Federation of Agents: A Semantics-Aware Communication Fabric for Large-Scale Agentic AI
We present Federation of Agents (FoA), a distributed orchestration framework that transforms static multi-agent coordination into dynamic, capability-driven collaboration. FoA introduces Versioned Capability Vectors (VCVs): machine-readable profiles that make agent capabilities searchable through semantic embeddings, enabling agents to advertise their capabilities, cost, and limitations. Our architecture combines three key innovations: (1) semantic routing that matches tasks to agents over sharded HNSW indices while enforcing operational constraints through cost-biased optimization, (2) dynamic task decomposition where compatible agents collaboratively break down complex tasks into DAGs of subtasks through consensus-based merging, and (3) smart clustering that groups agents working on similar subtasks into collaborative channels for k-round refinement before synthesis. Built on top of MQTT’s publish-subscribe semantics for scalable message passing, FoA achieves sub-linear complexity through hierarchical capability matching and efficient index maintenance.

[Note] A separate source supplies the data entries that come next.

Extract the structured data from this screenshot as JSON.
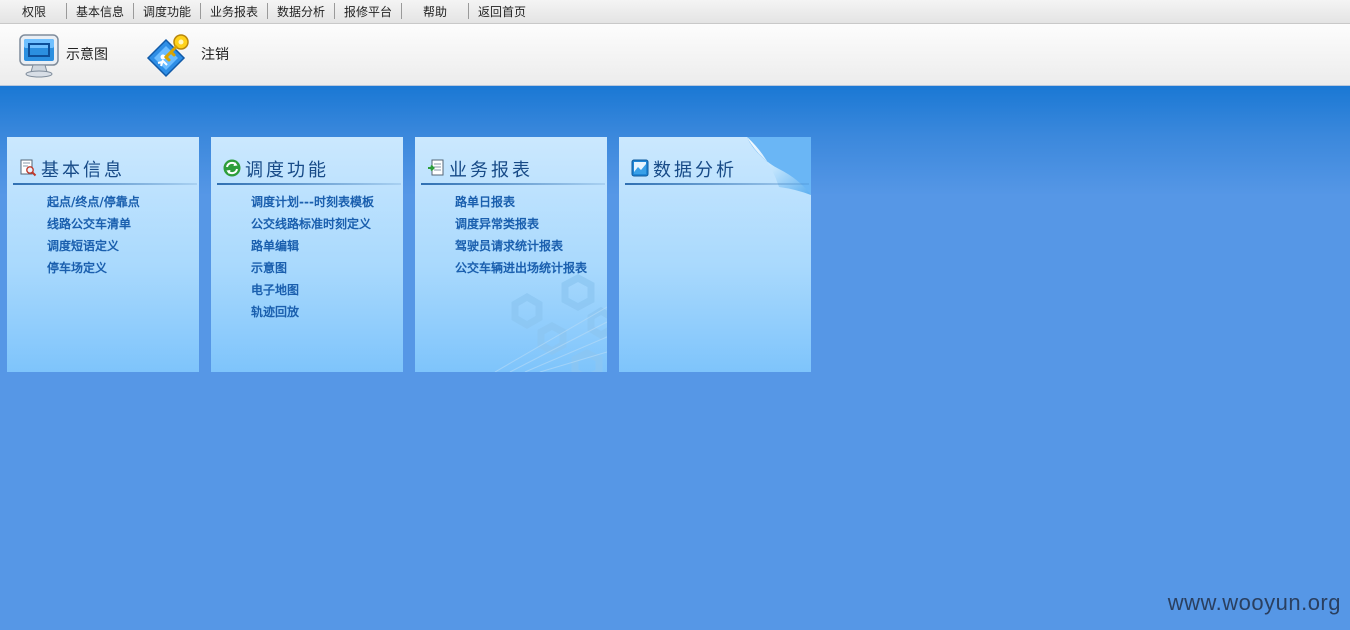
{
  "menu": {
    "items": [
      "权限",
      "基本信息",
      "调度功能",
      "业务报表",
      "数据分析",
      "报修平台",
      "帮助",
      "返回首页"
    ]
  },
  "toolbar": {
    "schematic_label": "示意图",
    "logout_label": "注销"
  },
  "panels": [
    {
      "title": "基本信息",
      "icon": "document-search-icon",
      "links": [
        "起点/终点/停靠点",
        "线路公交车清单",
        "调度短语定义",
        "停车场定义"
      ]
    },
    {
      "title": "调度功能",
      "icon": "refresh-icon",
      "links": [
        "调度计划---时刻表模板",
        "公交线路标准时刻定义",
        "路单编辑",
        "示意图",
        "电子地图",
        "轨迹回放"
      ]
    },
    {
      "title": "业务报表",
      "icon": "report-icon",
      "links": [
        "路单日报表",
        "调度异常类报表",
        "驾驶员请求统计报表",
        "公交车辆进出场统计报表"
      ]
    },
    {
      "title": "数据分析",
      "icon": "chart-icon",
      "links": []
    }
  ],
  "watermark": "www.wooyun.org",
  "colors": {
    "background": "#5697e6",
    "band_top": "#1a78d4",
    "panel_title": "#174a87",
    "panel_link": "#1a5fae"
  }
}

The landscape of artificial intelligence has evolved from single AI models to networks of specialized agents that plan, coordinate, and act over extended horizons [1, 2, 3]. This shift toward agentic AI systems represents a fundamental change in how we approach complex problem-solving with AI: rather than relying on a single model to handle all aspects of a task, we now orchestrate collections of specialized agents that can decompose tasks, maintain persistent context, and coordinate their efforts through structured communication towards a common goal. However, current agentic AI systems mainly rely on manually curated integrations and topic-based routing [4, 5], posing constraints on scalability as the heterogeneity of agents grows, and coordination complexity increases, limiting scalability and not addressing the fundamental operational question: who can do what, at what cost, and under which policy constraints?; preventing the realization of the "Internet of Agents" vision [6]. To address this, we introduce Federation of Agents (FoA), a semantics-aware communication fabric that transforms agent coordination from static, topic-based routing to dynamic, capability-driven orchestration. At its core, FoA enables agents, tools, and data stores to advertise Versioned Capability Vectors (VCVs): machine-readable profiles that capture functional capabilities, performance characteristics, operational constraints, and security labels in a structured format.

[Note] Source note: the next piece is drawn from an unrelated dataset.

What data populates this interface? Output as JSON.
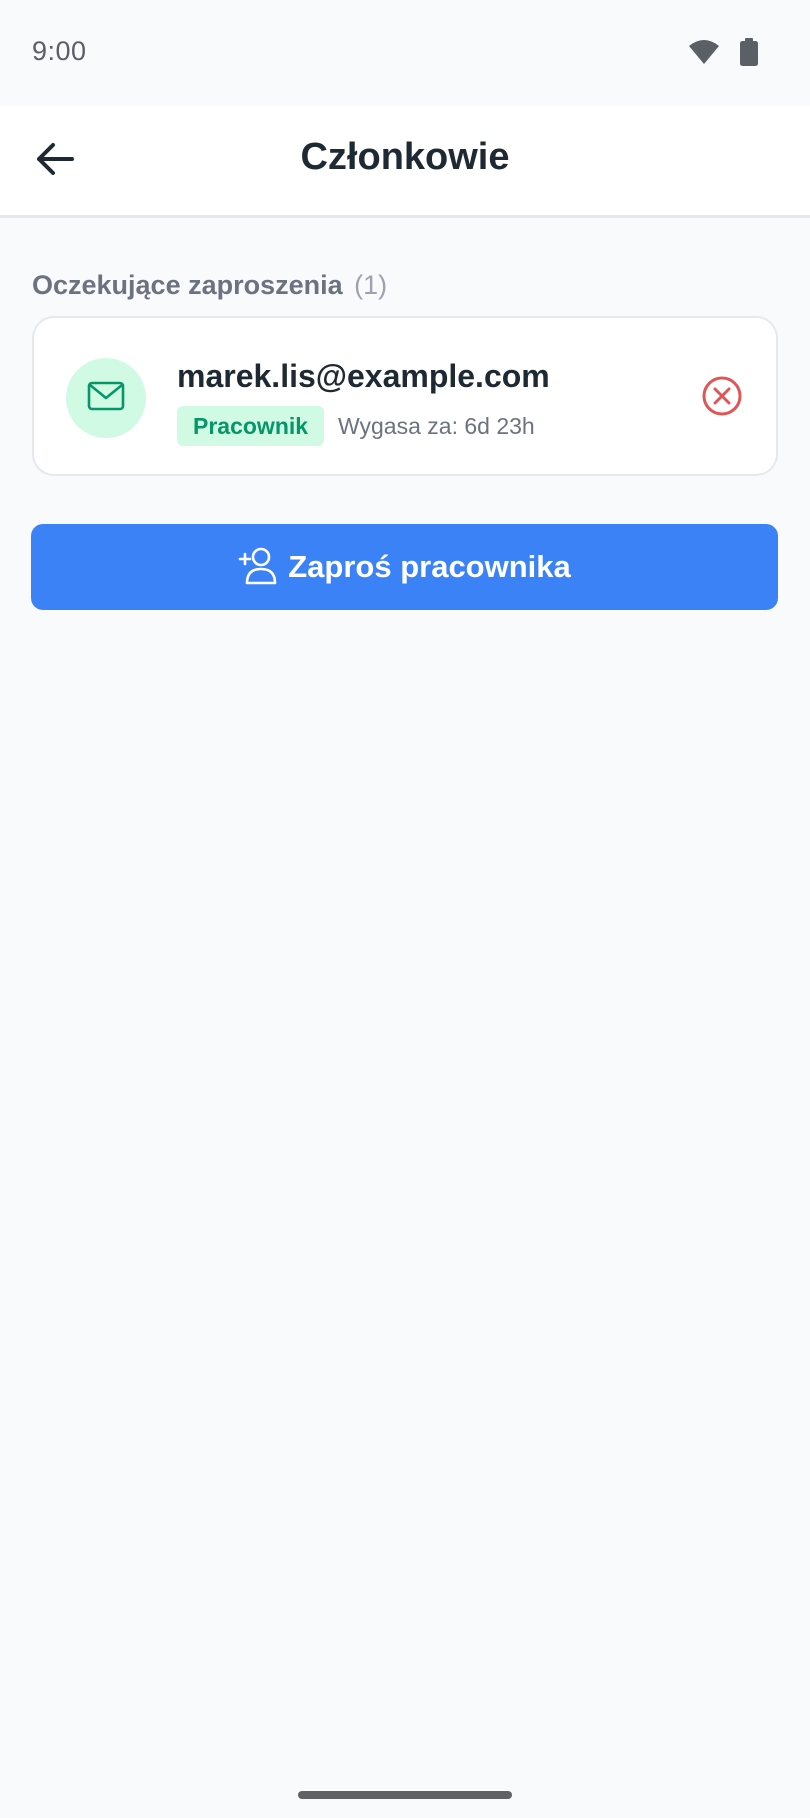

Problem Statement and Challenges. Despite rapid progress, agentic AI systems still lack principled, searchable capability profiles, making capability discovery and partner selection ad hoc even in prominent orchestration frameworks [4, 7, 6]. Dynamic orchestration remains partially solved: rolebased systems improve structure yet often rely on manual wiring and do not couple decomposition with operational budgets [8, 9]. Meeting resource constraints (latency, bandwidth, energy) alongside semantic fit is remarkable at the edge, where agents run on IoT devices [10], motivating embeddingbased semantic routing and efficient, reliable transports [11, 12, 13, 14]. Heterogeneous security and regulatory regimes further raise policy compliance requirements, demanding auditable enforcement across agents and data boundaries [15]. At scale, coordination overhead and loss of coherence emerge as agent counts and workflow depth grow, calling for sublinear retrieval and structure-aware coordination [16, 17, 18]. Operational observability and reliability are also underdeveloped: real deployments report behavioural variability, drift, and governance gaps in agentic processes and ecosystems [19, 20]. Finally, there are no interoperable protocols and ontologies to standardize capabilities and interactions, limiting portability across stacks and domains [21, 22, 23, 24].

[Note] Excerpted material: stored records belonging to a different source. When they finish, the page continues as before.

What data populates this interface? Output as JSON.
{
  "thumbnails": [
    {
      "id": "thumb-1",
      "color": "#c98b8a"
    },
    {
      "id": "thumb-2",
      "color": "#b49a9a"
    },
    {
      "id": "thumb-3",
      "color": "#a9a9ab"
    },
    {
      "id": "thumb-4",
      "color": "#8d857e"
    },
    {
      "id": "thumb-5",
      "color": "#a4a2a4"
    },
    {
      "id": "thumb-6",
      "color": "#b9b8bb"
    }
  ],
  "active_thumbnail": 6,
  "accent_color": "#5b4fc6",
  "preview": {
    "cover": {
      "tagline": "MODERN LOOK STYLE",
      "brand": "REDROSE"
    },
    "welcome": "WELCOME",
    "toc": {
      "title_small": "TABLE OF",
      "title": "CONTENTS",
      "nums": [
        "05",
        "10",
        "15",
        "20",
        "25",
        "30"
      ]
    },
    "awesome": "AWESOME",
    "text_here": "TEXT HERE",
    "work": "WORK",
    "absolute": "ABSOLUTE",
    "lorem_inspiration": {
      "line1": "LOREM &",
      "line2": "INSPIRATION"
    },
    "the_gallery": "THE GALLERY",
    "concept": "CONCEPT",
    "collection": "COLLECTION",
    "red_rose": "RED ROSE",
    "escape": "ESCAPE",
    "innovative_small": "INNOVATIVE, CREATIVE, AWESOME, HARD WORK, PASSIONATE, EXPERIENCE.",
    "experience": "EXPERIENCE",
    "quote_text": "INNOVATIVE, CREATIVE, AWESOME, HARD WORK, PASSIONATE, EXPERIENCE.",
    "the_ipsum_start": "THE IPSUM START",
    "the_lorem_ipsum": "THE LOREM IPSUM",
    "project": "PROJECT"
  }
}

Our Approach. FoA replaces static, topic-centric wiring with dynamic, capability-driven orchestration, aligning with calls for semantics-first coordination in agent ecosystems [21, 22, 4, 7]. Agents publish (VCVs), structured, versioned profiles embedded in a high-dimensional space, so capabilities become searchable artifacts compatible with emerging interoperability efforts (e.g., Model Context Protocol (MCP)-based capability schemas) [23, 24]. We index VCVs using a sharded Hierarchical navigable small world (HNSW) index to support sublinear matching at scale while preserving nuanced distinctions among related skills [18]. At dispatch time, FoA applies semantic routing that couples profiles’ similarities with policy checks and resource budgets (i.e., latency, bandwidth, energy consumption), rather than relying on keywords or static registries [11, 15]. Operational feasibility is enforced with transport-aware choices for IoT settings, where the Message Queuing Telemetry Transport (MQTT) protocol provides efficient, reliable delivery under constrained networks [12, 13, 14]. For dynamic task decomposition, FoA elicits candidate breakdowns from compatible agents and merges them into a consensual directed acyclic graph DAG, drawing on role-structured collaboration patterns from multi-agent systems [8, 9]. Finally, intelligent orchestration optimizes assignments over semantic fit and operational cost, supporting centralized and decentralized modes [16, 17]; this aligns with distributed orchestration needs observed in infrastructures such as CAFEIN®, CERN’s federated AI platform, where privacy-preserving data access and cross-institution coordination are central constraints [25, 26].